Creators Reorient Their Strategy
Facing these judicial decisions, American authors’ organizations are abandoning their lawsuits over training to focus on model outputs. The Authors Guild and the Writers Guild of America are exploring new legal avenues, notably identity misappropriation when AI mimics a specific author’s style or unfair competition in commercial productions.
This tactical reorientation relies on recent cases where AI models faithfully reproduced the style of contemporary writers, raising questions of economic parasitism. Courts have proved more receptive to these arguments than to claims about training itself.
In parallel, new economic models are emerging. Platforms like Stability AI offer voluntary licenses to creators wishing to monetize AI use of their works. These direct compensation systems bypass legal uncertainties by creating an organized market between content producers and algorithm developers.
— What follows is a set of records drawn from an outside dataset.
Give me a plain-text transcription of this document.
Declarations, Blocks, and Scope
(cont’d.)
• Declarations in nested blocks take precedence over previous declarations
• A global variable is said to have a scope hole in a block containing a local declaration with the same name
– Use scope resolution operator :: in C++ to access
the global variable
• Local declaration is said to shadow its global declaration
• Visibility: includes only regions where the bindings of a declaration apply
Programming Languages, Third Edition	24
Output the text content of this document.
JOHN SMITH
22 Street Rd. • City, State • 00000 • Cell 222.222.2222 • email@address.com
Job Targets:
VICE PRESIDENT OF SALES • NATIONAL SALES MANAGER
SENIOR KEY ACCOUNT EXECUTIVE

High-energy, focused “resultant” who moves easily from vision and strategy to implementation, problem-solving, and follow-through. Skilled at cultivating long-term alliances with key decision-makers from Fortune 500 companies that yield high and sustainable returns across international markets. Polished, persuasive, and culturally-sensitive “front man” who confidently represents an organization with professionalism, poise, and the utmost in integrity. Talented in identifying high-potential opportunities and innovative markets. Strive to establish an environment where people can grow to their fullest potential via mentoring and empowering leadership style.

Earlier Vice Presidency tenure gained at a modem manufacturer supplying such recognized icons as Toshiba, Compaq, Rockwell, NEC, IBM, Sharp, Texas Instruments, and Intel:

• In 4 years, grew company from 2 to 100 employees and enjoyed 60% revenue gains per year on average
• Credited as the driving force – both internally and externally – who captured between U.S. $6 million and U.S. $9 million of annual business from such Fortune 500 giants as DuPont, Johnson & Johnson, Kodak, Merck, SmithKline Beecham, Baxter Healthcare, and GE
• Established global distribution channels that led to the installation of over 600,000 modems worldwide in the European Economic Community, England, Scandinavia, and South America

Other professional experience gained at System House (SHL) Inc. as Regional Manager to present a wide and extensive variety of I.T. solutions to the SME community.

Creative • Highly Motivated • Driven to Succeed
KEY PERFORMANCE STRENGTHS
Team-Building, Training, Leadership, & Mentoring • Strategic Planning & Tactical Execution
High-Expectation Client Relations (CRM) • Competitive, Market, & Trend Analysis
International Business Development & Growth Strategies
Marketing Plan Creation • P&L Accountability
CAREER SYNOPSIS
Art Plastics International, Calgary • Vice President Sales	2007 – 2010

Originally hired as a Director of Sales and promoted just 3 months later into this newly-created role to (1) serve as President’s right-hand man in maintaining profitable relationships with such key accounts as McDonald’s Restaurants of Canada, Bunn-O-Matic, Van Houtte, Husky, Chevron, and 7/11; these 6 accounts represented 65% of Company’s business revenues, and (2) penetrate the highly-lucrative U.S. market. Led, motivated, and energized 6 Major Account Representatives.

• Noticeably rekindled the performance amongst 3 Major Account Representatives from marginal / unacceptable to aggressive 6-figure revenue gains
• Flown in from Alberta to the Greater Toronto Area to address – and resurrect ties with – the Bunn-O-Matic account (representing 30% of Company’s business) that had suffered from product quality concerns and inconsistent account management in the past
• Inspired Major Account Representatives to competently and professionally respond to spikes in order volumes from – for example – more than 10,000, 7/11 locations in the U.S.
The music industry is experimenting with similar approaches with framework agreements between labels and generative AI companies. These private negotiations are gradually replacing legal battles as the mode of conflict resolution.
Economic Models Are Being Reconfigured
Despite fair use decisions, generative AI costs remain substantial. Companies negotiate paid licenses and face considerable legal settlements—Anthropic recently concluded a 1.5 billion dollar agreement. Development costs for a new language model now include technical aspects, computing power, engineering, but also these legal and licensing fees.
This new situation modifies the balance between actors with technical infrastructure and those controlling content. Google, Microsoft, and Amazon strengthen their position thanks to their computing capacity and legal budgets, while publishers explore new content monetization models.
Regulatory asymmetry between Europe and the United States, however, creates opportunities for European creators. Their works, protected by the AI Act, acquire differential value against more easily exploitable American content. This regulatory premium could modify investment flows in creative industries.
Early signals confirm this trend: Netflix and Disney are strengthening their European production teams to benefit from this enhanced protection. Europe is betting on this differentiation to maintain its competitiveness against American tech giants.
American judicial decisions establish a global precedent that far exceeds the American framework alone. They signal to investors and companies that technological innovation will take precedence over traditional copyright protection in the coming years. This legal orientation likely accelerates generative AI development while forcing creators to completely rethink their economic models. The divergence with Europe opens a period of regulatory experimentation whose results will determine the global balance between technological innovation and creative protection.